Akibatnya, pada penderita katarak cahaya tidak dapat masuk mata. Pengobatan
katarak yang sudah berat dapat dilakukan dengan operasi.
g.
Rabun
senja merupakan kelainan mata karena ketidakmampuan mata untuk melihat pada
senja hari, karena kekurangan vitamin A. Penyembuhannya dengan mengonsumsi
makanan yang mengandung vitamin A.
h.
Trakoma
adalah penyakit mata yang disebabkan oleh bakteri. Penyakit ini berupa
bintik-bintik bernanah yang terdapat pada kelopak mata. Bola mata memerah dan
rasanya sakit. Jika dibiarkan tidak diobati, bintik ini menular ke bola mata.
Akibatnya mata menjadi buta.

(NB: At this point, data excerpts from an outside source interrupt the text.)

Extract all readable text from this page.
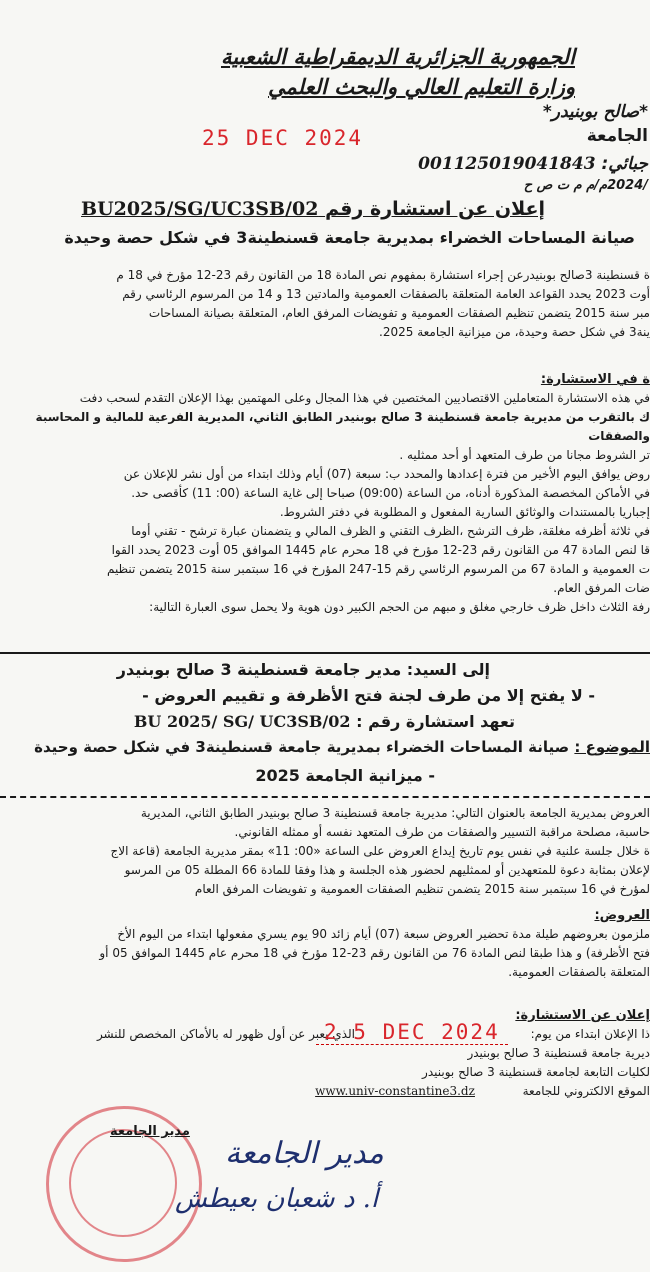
الجمهورية الجزائرية الديمقراطية الشعبية
وزارة التعليم العالي والبحث العلمي
*صالح بوبنيدر*
الجامعة
25 DEC 2024
جبائي: 001125019041843
/2024م/م م ت ص ح
إعلان عن استشارة رقم BU2025/SG/UC3SB/02
صيانة المساحات الخضراء بمديرية جامعة قسنطينة3 في شكل حصة وحيدة
ة قسنطينة 3صالح بوبنيدرعن إجراء استشارة بمفهوم نص المادة 18 من القانون رقم 23-12 مؤرخ في 18 م
أوت 2023 يحدد القواعد العامة المتعلقة بالصفقات العمومية والمادتين 13 و 14 من المرسوم الرئاسي رقم
مبر سنة 2015 يتضمن تنظيم الصفقات العمومية و تفويضات المرفق العام، المتعلقة بصيانة المساحات
ينة3 في شكل حصة وحيدة، من ميزانية الجامعة 2025.
ة في الاستشارة:
في هذه الاستشارة المتعاملين الاقتصاديين المختصين في هذا المجال وعلى المهتمين بهذا الإعلان التقدم لسحب دفت
ك بالتقرب من مديرية جامعة قسنطينة 3 صالح بوبنيدر الطابق الثاني، المديرية الفرعية للمالية و المحاسبة
والصفقات
تر الشروط مجانا من طرف المتعهد أو أحد ممثليه .
روض يوافق اليوم الأخير من فترة إعدادها والمحدد ب: سبعة (07) أيام وذلك ابتداء من أول نشر للإعلان عن
في الأماكن المخصصة المذكورة أدناه، من الساعة (09:00) صباحا إلى غاية الساعة (00: 11) كأقصى حد.
إجباريا بالمستندات والوثائق السارية المفعول و المطلوبة في دفتر الشروط.
في ثلاثة أظرفه مغلقة، ظرف الترشح ،الظرف التقني و الظرف المالي و يتضمنان عبارة ترشح - تقني أوما
قا لنص المادة 47 من القانون رقم 23-12 مؤرخ في 18 محرم عام 1445 الموافق 05 أوت 2023 يحدد القوا
ت العمومية و المادة 67 من المرسوم الرئاسي رقم 15-247 المؤرخ في 16 سبتمبر سنة 2015 يتضمن تنظيم
ضات المرفق العام.
رفة الثلاث داخل ظرف خارجي مغلق و مبهم من الحجم الكبير دون هوية ولا يحمل سوى العبارة التالية:
إلى السيد: مدير جامعة قسنطينة 3 صالح بوبنيدر
- لا يفتح إلا من طرف لجنة فتح الأظرفة و تقييم العروض -
تعهد استشارة رقم : BU 2025/ SG/ UC3SB/02
الموضوع : صيانة المساحات الخضراء بمديرية جامعة قسنطينة3 في شكل حصة وحيدة
- ميزانية الجامعة 2025
العروض بمديرية الجامعة بالعنوان التالي: مديرية جامعة قسنطينة 3 صالح بوبنيدر الطابق الثاني، المديرية
حاسبة، مصلحة مراقبة التسيير والصفقات من طرف المتعهد نفسه أو ممثله القانوني.
ة خلال جلسة علنية في نفس يوم تاريخ إيداع العروض على الساعة «00: 11» بمقر مديرية الجامعة (قاعة الاج
لإعلان بمثابة دعوة للمتعهدين أو لممثليهم لحضور هذه الجلسة و هذا وفقا للمادة 66 المطلة 05 من المرسو
لمؤرخ في 16 سبتمبر سنة 2015 يتضمن تنظيم الصفقات العمومية و تفويضات المرفق العام
العروض:
ملزمون بعروضهم طيلة مدة تحضير العروض سبعة (07) أيام زائد 90 يوم يسري مفعولها ابتداء من اليوم الأخ
فتح الأظرفة) و هذا طبقا لنص المادة 76 من القانون رقم 23-12 مؤرخ في 18 محرم عام 1445 الموافق 05 أو
المتعلقة بالصفقات العمومية.
إعلان عن الاستشارة:
ذا الإعلان ابتداء من يوم:  الذي يعبر عن أول ظهور له بالأماكن المخصص للنشر
ديرية جامعة قسنطينة 3 صالح بوبنيدر
لكليات التابعة لجامعة قسنطينة 3 صالح بوبنيدر
الموقع الالكتروني للجامعة  www.univ-constantine3.dz
2 5 DEC 2024
مدير الجامعة
مدير الجامعة
أ. د شعبان بعيطش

Jika terserang penyakit ini, segeralah berobat ke
dokter.
i.
Mata
merah disebabkan karena iritasi/ kemasukan benda asing, sehingga gatal dan perih.
Obati dengan obat tetes mata dan ambil kotorannya
·
Selain
mengetahui cara menjaga kesehatan mata, kita pun memerlukan alat bantu untuk
memudahkan indra penglihatan dalam kehidupan sehari-hari, karena mata kita
tidak dapat melihat benda-benda yang berukuran amat kecil. Oleh karena itu,
manusia memerlukan alat bantu berupa alat-alat optik.
·
Beberapa
contoh alat optik, yaitu periskop, lup, kacamata, kamera, dan mikroskop.
1.
Periskop
Periskop adalah alat optik sejenis teropong yang arah pandangnya dapat
dibelokkan sehingga objek tidak harus berada di depan mata. Periskop digunakan
pada kapal selam untuk mengamati keadaaan di permukaan laut dari dalam kapal
selam. Pada periskop sederhana terdapat dua cermin datar. Cara kerja periskop
adalah bayangan yang terbentuk pada cermin pertama dipantulkan ke cermin kedua.
Dari cermin inilah pengamat dapat mengamati benda.
2.
Lup
merupakan alat optik yang berfungsi untuk memperbesar bayangan benda yang tidak
dapat dilihat dengan mata secara langsung. Benda optik yang digunakan adalah
lensa cembung
3.
Kacamata
merupakan alat optik yang berfungsi membantu penglihatan penderita rabun jauh
dan rabun dekat. Benda optik yang dimanfaatkan pada kacamata adalah lensa.
Kacamata penderita rabun jauh berlensa cekung (kacamata minus), sedangkan pada
penderita rabun dekat menggunakan kacamata berlensa cembung (kacamata plus)
4.
Kamera
merupakan alat optik yang berfungsi mengabadikan dan merekam peristiwa. Pada
kamera terdapat lensa cembung yang berfungsi untuk membiaskan cahaya yang masuk
sehingga terbentuk bayangan yang nyata, terbalik dan diperkecil.
5.
Mikroskop
adalah alat optik yang berguna untuk mengamati benda-benda renik, misalnya
adalah bakteri. Perbesaran bayangan pada mikroskop dapat mencapai seratus kali,
alat ini sangat penting di sebuah laboratorium dan banyak digunakan untuk
meneliti benda yang tidak dapat dilihat oleh indra penglihatan.